OCEAN CITY — Ocean City and Assateague each earned five-star ratings in an annual report released this week on water quality at beaches around the country, and two neighbors to the north were awarded “Superstar” status, but the news for many resorts around the rest of the nation were not as glowing.
According to “Testing the Waters: A Guide to Water Quality at Vacation Beaches,” an independent report released this week each year by the Natural Resources Defense Council (NRDC), water quality at beaches in Ocean City and Assateague earned perfect 5-star ratings again. For the 21st year in a row, the NRDC reviewed data supplied by the federal Environmental Protection Agency (EPA) to rate water quality at beaches on a variety of standards including acceptable levels of bacteria, frequency of monitoring and the number of closings and advisories over the course of the year.
The report provides a five-star rating guide to 200 of the nation’s most popular beaches. The all-important water quality star is granted to those beaches whose tests exceeded the acceptable national health standards for bacteria less than five percent of the time. Ocean City water quality, which is tested weekly, achieved the goal although it did exceed the acceptable standards 3.45 percent of the time over the last year.
The same figure in Ocean City held true for 2009, although the resort exceeded the five-percent threshold just .95 percent of the time in 2008. At Assateague, where water quality is also tested weekly, the tests never exceeded the acceptable national standards. For the first time this year, the NRDC awarded the nation’s top performers with “Superstar” status.

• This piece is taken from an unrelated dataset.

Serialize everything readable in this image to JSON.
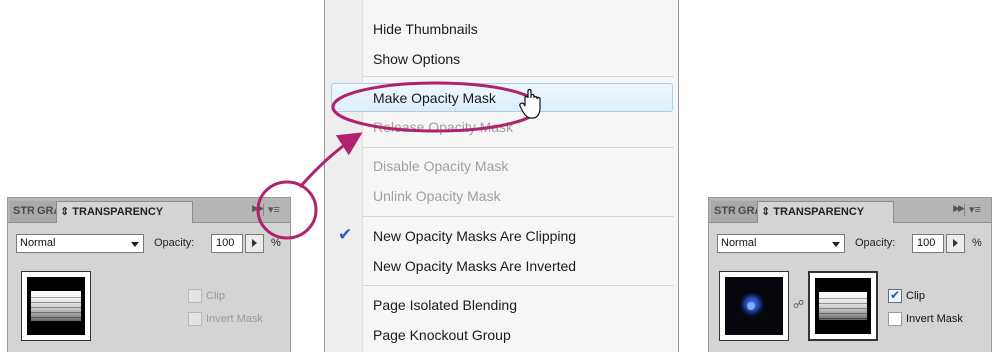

Neighboring Dewey Beach and Rehoboth were two of the four beaches across the nation to be awarded with “Superstar” status in the inaugural year for the designation.
The other two beaches to earn “Superstar” status were Park Point Lafayette Community Club Beach in St. Louis County, Minn., and the Hampton Beach State Park in Rockingham County, N.H.
The NRDC also pointed out sections of beaches that have stood out for having persistent contamination problems over the last five years with a Top 10 Repeat Offenders distinction. Three of the Top 10 Repeat Offenders are located in California.
While the news was good for Ocean City and Assateague, and great for Dewey Beach and Rehoboth, many of the beaches around the country did not fare as well. According to the NRDC report, pollution from stormwater runoff and sewage overflows continue to plague America’s beaches, which saw the second highest number of closing and advisory days in more than two decades last year.
Fortunately, according to the NRDC report, “Testing the Waters” points out the deficiencies and helps steer local jurisdictions in their efforts to reduce pollution and contamination.
“America’s beaches have long suffered from pollution,” said NRDC senior attorney Jon Devine. “The difference is now we know what to do about it. By making our communities literally greener on land, we can make the water at the beach cleaner.”
Taking those steps will reduce pollution on the beaches and enhance the economic benefits of the resorts, according to the report.
“Clean beach water is not only good for public health, it supports healthy coastal economies that generate billions of dollars and support millions of American jobs,” said NRDC Water Program Director David Beckman. “By taking steps to stop the biggest sources of pollution in the waves, we can help keep trips to the beach carefree and support our lucrative tourism industries worldwide.”